Lefebvre es un magnífico ejemplo del working class hero que, desde El relojero de Saint-Paul, reapareció una y otra vez en la trayectoria de Tavernier: hombres violentamente enfrentados a un estricto aparato institucional, cuyas normas terminarán por transgredir según los dictados de su propia concepción de la justicia. La faceta artística del maestro —autor de sugerentes poemas que escuchamos en off a lo largo de distintos tramos de la película—, habitual entre los personajes de Tavernier, posibilita una conmovedora lectura sobre el arte y su poder para condensar el latido de la comunidad.
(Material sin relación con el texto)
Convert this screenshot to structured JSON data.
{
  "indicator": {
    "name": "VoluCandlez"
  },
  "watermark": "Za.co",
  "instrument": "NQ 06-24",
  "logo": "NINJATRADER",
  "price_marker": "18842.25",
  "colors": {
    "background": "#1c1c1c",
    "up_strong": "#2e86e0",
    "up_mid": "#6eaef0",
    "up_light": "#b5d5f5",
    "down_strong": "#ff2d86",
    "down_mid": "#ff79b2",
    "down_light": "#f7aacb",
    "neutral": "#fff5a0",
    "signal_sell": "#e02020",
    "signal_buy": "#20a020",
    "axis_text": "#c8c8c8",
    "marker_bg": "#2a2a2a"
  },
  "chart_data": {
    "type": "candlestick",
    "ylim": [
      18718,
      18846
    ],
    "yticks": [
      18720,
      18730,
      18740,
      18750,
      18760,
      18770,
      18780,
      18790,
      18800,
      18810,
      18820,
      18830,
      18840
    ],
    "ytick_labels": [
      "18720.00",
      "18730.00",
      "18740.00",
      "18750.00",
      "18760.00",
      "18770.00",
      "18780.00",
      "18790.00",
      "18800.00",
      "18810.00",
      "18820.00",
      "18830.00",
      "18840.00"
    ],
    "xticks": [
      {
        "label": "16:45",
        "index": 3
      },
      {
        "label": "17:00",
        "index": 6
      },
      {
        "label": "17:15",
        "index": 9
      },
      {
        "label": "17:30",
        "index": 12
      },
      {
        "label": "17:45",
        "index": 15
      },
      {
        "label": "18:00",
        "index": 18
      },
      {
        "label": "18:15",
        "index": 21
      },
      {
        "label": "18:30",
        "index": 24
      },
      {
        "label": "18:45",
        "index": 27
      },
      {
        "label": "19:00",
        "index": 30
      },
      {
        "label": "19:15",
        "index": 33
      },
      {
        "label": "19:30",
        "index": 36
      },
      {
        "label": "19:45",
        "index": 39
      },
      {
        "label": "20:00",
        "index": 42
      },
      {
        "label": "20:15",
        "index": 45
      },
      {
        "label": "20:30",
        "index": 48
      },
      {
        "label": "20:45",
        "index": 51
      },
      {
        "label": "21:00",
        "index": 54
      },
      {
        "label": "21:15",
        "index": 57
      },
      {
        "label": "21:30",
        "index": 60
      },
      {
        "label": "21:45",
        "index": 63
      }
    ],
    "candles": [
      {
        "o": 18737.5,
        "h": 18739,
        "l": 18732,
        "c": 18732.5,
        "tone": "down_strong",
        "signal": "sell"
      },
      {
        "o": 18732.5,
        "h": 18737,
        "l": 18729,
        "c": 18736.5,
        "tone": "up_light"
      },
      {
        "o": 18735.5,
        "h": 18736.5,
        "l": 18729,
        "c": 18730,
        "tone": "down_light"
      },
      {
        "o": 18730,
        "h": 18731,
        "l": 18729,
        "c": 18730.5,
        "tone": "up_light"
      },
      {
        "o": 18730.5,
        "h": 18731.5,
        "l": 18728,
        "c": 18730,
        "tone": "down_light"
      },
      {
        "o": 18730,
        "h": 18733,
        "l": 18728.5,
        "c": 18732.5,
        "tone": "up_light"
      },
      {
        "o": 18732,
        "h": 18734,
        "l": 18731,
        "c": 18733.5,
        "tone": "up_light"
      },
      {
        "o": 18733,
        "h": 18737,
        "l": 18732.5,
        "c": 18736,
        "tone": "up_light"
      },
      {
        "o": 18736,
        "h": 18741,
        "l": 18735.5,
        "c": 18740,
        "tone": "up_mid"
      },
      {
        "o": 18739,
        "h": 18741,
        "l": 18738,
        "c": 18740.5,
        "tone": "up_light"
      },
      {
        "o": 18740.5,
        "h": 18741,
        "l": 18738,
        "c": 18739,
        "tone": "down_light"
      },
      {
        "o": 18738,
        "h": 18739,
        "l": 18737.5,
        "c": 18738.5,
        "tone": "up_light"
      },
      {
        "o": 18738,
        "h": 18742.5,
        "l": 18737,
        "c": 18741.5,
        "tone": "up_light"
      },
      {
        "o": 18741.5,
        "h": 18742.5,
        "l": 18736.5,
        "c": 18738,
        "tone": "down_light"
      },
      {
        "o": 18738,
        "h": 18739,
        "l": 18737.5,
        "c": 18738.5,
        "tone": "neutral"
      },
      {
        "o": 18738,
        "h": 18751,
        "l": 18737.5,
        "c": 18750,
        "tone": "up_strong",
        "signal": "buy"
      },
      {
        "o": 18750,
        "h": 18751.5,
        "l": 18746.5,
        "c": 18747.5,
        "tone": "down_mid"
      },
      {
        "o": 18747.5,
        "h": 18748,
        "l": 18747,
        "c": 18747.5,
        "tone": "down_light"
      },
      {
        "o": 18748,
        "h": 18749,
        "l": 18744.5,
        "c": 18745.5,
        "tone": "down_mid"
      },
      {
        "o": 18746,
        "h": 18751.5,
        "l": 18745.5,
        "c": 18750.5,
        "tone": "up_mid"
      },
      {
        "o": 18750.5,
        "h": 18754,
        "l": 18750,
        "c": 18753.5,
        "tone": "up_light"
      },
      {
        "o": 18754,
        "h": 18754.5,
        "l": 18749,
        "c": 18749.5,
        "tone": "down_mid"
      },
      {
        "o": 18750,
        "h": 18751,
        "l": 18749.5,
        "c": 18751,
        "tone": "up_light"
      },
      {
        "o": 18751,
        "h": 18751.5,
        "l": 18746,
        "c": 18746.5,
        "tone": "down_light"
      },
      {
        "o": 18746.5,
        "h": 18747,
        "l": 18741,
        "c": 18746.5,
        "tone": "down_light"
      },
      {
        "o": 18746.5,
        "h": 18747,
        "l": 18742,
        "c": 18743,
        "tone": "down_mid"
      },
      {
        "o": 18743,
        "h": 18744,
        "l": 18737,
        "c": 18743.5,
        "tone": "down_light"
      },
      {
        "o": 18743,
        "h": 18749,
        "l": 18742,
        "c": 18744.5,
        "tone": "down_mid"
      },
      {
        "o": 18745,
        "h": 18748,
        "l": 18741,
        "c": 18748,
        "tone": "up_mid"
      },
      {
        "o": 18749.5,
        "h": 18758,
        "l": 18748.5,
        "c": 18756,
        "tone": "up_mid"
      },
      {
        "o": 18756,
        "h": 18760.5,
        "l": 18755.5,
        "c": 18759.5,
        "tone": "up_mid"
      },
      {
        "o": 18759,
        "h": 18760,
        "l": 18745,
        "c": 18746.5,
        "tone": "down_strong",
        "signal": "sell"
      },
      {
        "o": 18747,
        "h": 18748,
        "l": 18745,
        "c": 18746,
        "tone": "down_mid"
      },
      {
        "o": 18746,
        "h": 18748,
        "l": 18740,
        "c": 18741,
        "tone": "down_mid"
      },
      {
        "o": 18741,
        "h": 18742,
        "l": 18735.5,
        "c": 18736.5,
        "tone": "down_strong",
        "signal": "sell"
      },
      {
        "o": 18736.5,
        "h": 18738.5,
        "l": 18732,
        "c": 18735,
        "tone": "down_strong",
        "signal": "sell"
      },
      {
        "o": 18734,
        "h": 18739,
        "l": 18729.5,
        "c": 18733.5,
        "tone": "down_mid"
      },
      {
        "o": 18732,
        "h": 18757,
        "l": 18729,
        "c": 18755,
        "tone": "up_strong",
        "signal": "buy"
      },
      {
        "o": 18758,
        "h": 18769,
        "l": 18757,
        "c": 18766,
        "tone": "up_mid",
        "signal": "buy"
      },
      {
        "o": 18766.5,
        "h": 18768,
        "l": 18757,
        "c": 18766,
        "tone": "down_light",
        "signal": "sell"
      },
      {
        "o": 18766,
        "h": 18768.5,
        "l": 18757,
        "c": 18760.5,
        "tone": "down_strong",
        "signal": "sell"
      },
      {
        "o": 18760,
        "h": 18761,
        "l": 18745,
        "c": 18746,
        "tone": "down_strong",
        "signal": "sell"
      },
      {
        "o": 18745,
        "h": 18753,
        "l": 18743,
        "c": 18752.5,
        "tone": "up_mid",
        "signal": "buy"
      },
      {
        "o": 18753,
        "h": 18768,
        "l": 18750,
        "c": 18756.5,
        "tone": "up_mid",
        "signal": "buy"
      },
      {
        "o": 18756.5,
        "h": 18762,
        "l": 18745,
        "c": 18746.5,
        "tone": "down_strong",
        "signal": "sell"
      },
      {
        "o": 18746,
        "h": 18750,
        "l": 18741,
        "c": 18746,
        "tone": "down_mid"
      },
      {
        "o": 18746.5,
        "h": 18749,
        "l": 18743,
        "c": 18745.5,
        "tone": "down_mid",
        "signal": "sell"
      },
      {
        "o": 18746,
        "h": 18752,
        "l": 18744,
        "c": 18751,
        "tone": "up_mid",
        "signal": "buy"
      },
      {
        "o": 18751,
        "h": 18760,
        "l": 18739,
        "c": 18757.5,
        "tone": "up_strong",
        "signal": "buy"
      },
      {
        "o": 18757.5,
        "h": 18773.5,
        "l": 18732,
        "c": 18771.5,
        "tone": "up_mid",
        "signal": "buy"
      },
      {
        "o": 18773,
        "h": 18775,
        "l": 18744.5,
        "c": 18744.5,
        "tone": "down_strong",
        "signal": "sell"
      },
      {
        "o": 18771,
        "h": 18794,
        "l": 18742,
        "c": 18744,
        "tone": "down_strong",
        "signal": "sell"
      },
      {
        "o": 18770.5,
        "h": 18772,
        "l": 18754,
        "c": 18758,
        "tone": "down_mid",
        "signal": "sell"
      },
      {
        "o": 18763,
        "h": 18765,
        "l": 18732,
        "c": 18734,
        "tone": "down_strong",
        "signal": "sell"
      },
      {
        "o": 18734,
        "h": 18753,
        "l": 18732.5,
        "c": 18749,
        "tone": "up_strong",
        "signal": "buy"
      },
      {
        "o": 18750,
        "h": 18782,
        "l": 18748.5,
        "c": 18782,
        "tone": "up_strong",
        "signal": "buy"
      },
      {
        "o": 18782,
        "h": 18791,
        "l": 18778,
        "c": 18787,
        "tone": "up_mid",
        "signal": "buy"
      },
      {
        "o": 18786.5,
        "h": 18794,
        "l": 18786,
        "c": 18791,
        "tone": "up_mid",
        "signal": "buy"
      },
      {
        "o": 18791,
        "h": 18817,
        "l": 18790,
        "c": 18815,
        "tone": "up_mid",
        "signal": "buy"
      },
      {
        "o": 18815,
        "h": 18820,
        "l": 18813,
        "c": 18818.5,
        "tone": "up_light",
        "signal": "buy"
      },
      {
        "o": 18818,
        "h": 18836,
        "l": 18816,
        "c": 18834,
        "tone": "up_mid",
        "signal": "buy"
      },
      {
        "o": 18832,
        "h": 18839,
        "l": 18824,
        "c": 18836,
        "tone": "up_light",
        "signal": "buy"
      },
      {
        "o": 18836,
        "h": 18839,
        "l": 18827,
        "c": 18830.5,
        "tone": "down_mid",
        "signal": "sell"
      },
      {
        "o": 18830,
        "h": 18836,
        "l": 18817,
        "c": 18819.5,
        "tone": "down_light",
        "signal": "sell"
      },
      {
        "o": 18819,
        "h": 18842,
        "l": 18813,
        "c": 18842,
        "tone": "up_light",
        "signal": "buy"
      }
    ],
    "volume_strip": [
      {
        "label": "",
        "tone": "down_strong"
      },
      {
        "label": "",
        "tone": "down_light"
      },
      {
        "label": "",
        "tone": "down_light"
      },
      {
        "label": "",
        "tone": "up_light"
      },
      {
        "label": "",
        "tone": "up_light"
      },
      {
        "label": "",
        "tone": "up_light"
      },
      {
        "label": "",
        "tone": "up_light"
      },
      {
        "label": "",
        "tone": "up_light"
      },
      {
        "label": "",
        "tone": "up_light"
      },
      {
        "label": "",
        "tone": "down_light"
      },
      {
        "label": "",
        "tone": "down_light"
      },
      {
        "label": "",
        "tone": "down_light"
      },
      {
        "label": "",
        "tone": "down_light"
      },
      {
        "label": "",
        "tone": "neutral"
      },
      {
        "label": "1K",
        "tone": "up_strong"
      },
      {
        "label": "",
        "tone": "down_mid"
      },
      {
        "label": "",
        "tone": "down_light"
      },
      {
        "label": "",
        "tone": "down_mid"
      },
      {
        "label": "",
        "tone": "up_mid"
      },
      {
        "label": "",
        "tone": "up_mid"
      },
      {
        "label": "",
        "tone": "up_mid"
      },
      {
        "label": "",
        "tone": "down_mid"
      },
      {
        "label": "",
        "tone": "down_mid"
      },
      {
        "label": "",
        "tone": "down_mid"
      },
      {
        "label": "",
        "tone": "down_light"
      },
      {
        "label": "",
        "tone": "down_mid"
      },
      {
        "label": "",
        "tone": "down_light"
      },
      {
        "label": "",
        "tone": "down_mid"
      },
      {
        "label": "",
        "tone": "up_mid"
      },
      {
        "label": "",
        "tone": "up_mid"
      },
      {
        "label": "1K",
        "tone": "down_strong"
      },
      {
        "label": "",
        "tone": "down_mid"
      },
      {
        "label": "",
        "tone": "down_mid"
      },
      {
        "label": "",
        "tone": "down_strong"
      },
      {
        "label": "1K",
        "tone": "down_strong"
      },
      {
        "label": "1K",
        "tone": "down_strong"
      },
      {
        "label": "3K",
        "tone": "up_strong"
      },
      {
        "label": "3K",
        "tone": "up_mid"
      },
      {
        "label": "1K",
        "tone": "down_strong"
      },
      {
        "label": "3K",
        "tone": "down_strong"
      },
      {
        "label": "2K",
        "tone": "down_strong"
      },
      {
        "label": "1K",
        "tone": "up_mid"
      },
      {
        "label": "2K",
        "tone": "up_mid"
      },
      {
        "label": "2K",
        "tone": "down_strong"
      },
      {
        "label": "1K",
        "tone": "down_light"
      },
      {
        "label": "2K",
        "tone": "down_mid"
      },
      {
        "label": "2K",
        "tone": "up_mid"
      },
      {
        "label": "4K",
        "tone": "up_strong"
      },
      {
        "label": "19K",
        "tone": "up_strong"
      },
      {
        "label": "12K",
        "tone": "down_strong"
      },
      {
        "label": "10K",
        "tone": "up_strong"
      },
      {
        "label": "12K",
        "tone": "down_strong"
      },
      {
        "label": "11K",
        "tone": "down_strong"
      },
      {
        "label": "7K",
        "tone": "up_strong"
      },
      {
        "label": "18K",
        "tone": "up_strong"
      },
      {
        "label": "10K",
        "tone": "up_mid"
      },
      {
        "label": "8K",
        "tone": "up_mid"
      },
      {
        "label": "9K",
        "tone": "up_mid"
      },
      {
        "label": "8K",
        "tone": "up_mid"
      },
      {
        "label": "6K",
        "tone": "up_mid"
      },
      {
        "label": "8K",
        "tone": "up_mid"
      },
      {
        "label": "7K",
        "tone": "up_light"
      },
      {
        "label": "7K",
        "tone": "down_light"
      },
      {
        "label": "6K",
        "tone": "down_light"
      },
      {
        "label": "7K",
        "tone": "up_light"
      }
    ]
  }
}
El carácter de Lefebvre está asimismo determinado por las recurrentes meditaciones del director a propósito del abismo, en apariencia insalvable, que separa a quienes tienen de quienes no tienen. La tenacidad del héroe desata una virulenta guerra con la administración de la región. Acaso una de las grandes virtudes conceptuales de Hoy empieza todo —que podemos extender al resto de la filmografía del galo— sea su marcado distanciamiento de cualquier pretensión de delinear un fresco social concluyente y acabado. Pese a que exista una reconocible estructuración en lo narrado, Hoy empieza todo se conforma con erigirse en un fugaz destello de vida, cuyos límites vienen impuestos por la mirada de Lefebvre. En la última escena, es otra mirada la que cobra relevancia: la de los niños, reales e ineludibles, clavando sus ojos en los nuestros. Un hermoso acto de fe en el cine como instrumento de aproximación y mediación entre quienes están a uno y otro lado de la pantalla.